Marcos Alves (*)
O sujeito era emburrado. Ela, muito solta. Ele era caladão. Ela, falante. Dançava e cantava de biquíni na praia, embalada pelo som e generosos goles de cerveja. Ele bebia também, mas era o oposto. Parecia frágil e olhava para a mulher sem saber o que fazer.
“Por trás de um homem triste há sempre uma mulher feliz”. O verso de Chico fazia total sentido para esse casal. Famílias se divertindo na praia, e ela era a estrela do lugar. Ele, gordo, desleixado. Ela, corpo escultural, sensualidade aflorada.
A noite se aproxima e a praia vai ficando vazia. O homem pede a conta e enquanto o garçom busca a nota, se vira para ela para chamar-lhe a atenção. “Pára com isso, parece uma p.!” O sorriso dela desaparece num piscar de olhos e dá lugar a um franzir de testa, breve tristeza que por um instante lhe rouba a beleza.
Era só o começo de um enredo que ambos conheciam bem. De volta para casa a discussão começa.
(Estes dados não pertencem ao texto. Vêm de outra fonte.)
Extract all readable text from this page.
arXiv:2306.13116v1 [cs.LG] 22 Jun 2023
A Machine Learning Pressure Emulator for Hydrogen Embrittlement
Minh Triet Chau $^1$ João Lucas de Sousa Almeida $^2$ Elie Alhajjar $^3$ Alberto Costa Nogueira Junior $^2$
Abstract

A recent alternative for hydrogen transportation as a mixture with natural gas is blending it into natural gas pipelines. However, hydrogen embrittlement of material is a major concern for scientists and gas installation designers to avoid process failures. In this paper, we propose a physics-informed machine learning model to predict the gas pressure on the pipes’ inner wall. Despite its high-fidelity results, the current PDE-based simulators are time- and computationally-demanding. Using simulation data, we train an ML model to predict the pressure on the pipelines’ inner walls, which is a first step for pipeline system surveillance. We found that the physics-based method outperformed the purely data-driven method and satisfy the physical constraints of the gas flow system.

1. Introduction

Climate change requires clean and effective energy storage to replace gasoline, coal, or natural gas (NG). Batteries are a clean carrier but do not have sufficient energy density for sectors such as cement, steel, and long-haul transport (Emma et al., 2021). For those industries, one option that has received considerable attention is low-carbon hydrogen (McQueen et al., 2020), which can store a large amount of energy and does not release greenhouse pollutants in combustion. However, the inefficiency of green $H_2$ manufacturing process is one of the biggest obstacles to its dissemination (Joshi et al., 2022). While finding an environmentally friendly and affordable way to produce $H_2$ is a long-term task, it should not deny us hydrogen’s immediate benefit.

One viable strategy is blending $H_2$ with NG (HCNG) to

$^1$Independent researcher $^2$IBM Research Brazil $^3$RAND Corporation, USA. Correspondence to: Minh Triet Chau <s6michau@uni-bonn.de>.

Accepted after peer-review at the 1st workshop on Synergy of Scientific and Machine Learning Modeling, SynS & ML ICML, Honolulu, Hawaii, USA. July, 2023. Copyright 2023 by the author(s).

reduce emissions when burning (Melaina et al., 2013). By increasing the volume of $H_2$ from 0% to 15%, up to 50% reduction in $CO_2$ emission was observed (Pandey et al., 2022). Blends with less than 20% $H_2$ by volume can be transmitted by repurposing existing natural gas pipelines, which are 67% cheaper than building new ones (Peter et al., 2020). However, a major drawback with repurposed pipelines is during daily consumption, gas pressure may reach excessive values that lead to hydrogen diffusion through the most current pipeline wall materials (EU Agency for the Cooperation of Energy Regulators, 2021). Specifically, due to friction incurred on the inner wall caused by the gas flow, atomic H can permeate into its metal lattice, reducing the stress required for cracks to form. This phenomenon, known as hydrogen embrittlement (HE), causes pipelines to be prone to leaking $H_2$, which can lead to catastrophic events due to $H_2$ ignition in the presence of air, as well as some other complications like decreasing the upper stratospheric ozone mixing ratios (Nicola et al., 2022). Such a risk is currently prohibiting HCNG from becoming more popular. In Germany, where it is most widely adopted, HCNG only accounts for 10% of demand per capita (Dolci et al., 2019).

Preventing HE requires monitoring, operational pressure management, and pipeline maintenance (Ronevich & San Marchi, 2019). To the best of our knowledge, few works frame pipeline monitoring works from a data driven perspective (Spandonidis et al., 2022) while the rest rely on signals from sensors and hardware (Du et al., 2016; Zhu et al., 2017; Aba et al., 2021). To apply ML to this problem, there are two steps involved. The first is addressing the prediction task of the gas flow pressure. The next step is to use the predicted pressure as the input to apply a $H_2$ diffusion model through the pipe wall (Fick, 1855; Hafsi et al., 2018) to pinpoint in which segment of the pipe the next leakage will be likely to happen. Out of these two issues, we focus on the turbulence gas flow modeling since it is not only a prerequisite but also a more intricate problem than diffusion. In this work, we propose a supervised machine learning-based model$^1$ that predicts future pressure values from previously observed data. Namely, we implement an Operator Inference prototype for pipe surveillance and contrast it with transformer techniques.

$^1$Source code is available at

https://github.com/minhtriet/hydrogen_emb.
O homem diz coisas desagradáveis, tomado pelo despeito. Ele sabe que não pode com tanta beleza, é quase uma agressão para essa alma desprovida de sensibilidade.
Ele agora é dono da situação. Ela é um enigma, uma esfinge, e guarda segredos que teme serem descobertos. Ele fala, gesticula, afirma e reafirma que é quem manda no ‘pedaço’. Paga as contas, é dono da casa, do carro – enfim, é o provedor. Ela deveria, diz ele, agradecer todos os dias por ter um cara assim. Ela desvia o olhar e não responde, pois sabe o que a espera em caso de discordância.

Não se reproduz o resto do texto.